Only one problem: the Koreans have repeatedly said that, while they're open to a side letter or two in order to advance the FTA, the agreement itself can't be touched:
South Korea conceded on Thursday some changes may be needed to the pact but said any revisions would be limited.

"It is not full-fledged negotiations. What is inevitable is we need negotiations on a very limited scale to give and take what each side needs," South Korea's deputy minister for trade, Choi Seok-young, said in Seoul.

The United States wants a slower phase-out of tariffs on South Korean cars and U.S. industry fuel economy and emissions standards to be automatically recognized in South Korea.

Choi said any change to the tariff phase-out schedule will have to involve changes to the text itself and is therefore unacceptable as a matter of principle. But he left open the possibility for discussions.
And Choi's not being an obstinate jerk here; he has plenty of good reasons to refuse any textual changes to the FTA.  First, there's the principle of the matter: the agreement has been completed and signed for well over three years, and, as the Washington Post's depressed editorial board put it, a deal's a deal.  Second, there's the politics: according to the Korean National Assembly's research team, any changes to the agreement's text would require completely restarting the FTA's (not-yet-completed) ratification process.  And considering the fact that the last time the KORUS FTA began that down that ratification road, the national opposition party held a "violent, 12-day seige of South Korea's parliament," it's pretty easy to see why Choi and his colleagues don't want to relive that fun.

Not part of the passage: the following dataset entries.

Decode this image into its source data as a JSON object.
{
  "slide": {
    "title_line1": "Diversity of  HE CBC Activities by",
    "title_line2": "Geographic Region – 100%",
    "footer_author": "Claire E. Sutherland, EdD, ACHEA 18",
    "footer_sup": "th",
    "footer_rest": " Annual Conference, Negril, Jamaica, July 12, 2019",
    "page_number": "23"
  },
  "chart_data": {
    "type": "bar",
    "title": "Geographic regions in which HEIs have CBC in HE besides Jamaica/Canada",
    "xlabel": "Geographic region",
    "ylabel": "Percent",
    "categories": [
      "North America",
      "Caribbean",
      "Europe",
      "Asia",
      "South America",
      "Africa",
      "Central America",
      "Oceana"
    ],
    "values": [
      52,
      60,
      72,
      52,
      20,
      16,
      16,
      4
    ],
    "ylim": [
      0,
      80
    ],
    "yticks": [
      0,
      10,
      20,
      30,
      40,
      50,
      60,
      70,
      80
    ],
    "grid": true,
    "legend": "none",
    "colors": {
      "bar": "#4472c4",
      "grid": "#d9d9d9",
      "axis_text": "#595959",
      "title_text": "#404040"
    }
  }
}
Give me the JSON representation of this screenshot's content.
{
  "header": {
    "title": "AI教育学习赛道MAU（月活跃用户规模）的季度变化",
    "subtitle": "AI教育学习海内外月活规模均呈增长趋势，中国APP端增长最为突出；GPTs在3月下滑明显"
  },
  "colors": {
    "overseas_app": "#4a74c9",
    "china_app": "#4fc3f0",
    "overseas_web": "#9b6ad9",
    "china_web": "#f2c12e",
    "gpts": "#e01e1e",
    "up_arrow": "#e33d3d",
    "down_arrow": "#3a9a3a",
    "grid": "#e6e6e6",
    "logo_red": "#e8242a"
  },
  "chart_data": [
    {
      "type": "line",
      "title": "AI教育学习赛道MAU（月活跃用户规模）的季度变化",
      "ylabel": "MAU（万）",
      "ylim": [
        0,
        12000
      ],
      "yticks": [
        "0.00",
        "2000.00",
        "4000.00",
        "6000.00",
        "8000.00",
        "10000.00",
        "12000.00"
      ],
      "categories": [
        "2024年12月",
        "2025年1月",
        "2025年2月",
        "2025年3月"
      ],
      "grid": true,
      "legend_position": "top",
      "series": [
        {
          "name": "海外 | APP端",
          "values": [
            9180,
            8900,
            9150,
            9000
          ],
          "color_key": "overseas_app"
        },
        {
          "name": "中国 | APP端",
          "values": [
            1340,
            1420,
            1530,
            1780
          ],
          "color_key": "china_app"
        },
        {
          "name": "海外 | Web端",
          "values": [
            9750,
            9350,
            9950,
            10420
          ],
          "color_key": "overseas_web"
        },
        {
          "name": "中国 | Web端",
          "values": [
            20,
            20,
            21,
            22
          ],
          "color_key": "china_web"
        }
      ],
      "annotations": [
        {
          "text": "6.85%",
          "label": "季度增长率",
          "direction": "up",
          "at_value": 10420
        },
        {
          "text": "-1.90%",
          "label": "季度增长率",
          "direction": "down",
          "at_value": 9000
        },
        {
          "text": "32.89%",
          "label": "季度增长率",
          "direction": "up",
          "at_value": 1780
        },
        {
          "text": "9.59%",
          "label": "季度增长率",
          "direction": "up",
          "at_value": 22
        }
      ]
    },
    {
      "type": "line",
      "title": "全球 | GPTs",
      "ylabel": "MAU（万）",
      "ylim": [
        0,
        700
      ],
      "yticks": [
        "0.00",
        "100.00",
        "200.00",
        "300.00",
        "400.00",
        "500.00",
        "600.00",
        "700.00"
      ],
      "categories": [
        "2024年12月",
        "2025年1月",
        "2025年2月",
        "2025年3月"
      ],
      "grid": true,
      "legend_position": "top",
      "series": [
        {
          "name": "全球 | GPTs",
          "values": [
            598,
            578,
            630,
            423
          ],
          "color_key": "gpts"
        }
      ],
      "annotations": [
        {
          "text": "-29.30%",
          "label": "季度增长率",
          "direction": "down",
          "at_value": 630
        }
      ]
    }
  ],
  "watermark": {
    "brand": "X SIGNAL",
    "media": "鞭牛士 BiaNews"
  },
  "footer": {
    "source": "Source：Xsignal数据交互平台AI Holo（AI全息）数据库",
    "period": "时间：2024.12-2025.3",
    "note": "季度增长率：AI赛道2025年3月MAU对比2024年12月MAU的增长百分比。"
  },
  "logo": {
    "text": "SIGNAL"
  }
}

So where does that leave us with President Obama's big meeting yesterday with the House (Anti)Trade Working Group (instead of, you know, the powerful House and Senate committee chairmen who are griping about beef and autos)?  Well, I see only two options: (1) Obama's playing rope-a-dope here (i.e., he plans to use this meeting as proof that he took their concerns into account before ditching them, or shoving them into an innocuous side-letter, and submitting the agreement to Congress as-is); or (2) he's going to cave to the group's demands and add them to his laundry-list of renegotiation points, thus further cementing KORUS' untimely demise (and the President's reputation as a politically-motivated trade policy wimp).

I don't know about you, but after last week, I'm leaning towards door #2.

5 comments:

Colin said...

I'm genuinely curious why Obama thinks he even needs the support of such groups. Rep. Kevin Brady, slated to take over the trade subcommmittee, has flatly stated that Republicans are willing to take up KORUS and the other bilaterals in the first half of next year and are interested in their passage. Hell, he even said the GOP is willing to give TPA to Obama to help further the free trade cause. Most Republicans will vote for KORUS, so if Obama can just get even a significant minority of Democrats on board it should pass.

During the campaign Obama bashed NAFTA and this was later explained as just an election year sop to unions. And indeed, since taking office Obama's rhetoric has been more pro-trade. But with this inability to get KORUS done in Seoul, and this latest meeting with free trade opponents, you really have to wonder. Will the real Barack Obama please stand up?

Anonymous said...

Scott - What Republican is taking over the chairmanship of the House trade committee?

Scott Lincicome said...

Dave Camp (MI) will head Ways & Means, and Kevin Brady (TX) will chair the committee's trade subcommittee.

Steve Spiller said...

Are Mr. Camp and Mr. Brady of the libertarian persuasion?

John B. said...

How naive can you get? What did you expect Obama to say to Michaud and Co. -- take your list of demands and shove it? And did you expect Michaud to come out of that meeting and not put an overly positive spin on what had been said? The KORUS negotiations will certainly NOT be broadened to include labor, investment and finance. Everybody knows what would happen if they were: the Koreans would walk away and never come back. Your breathless posts about the administration's perfidy and fecklessness are getting a little tiresome.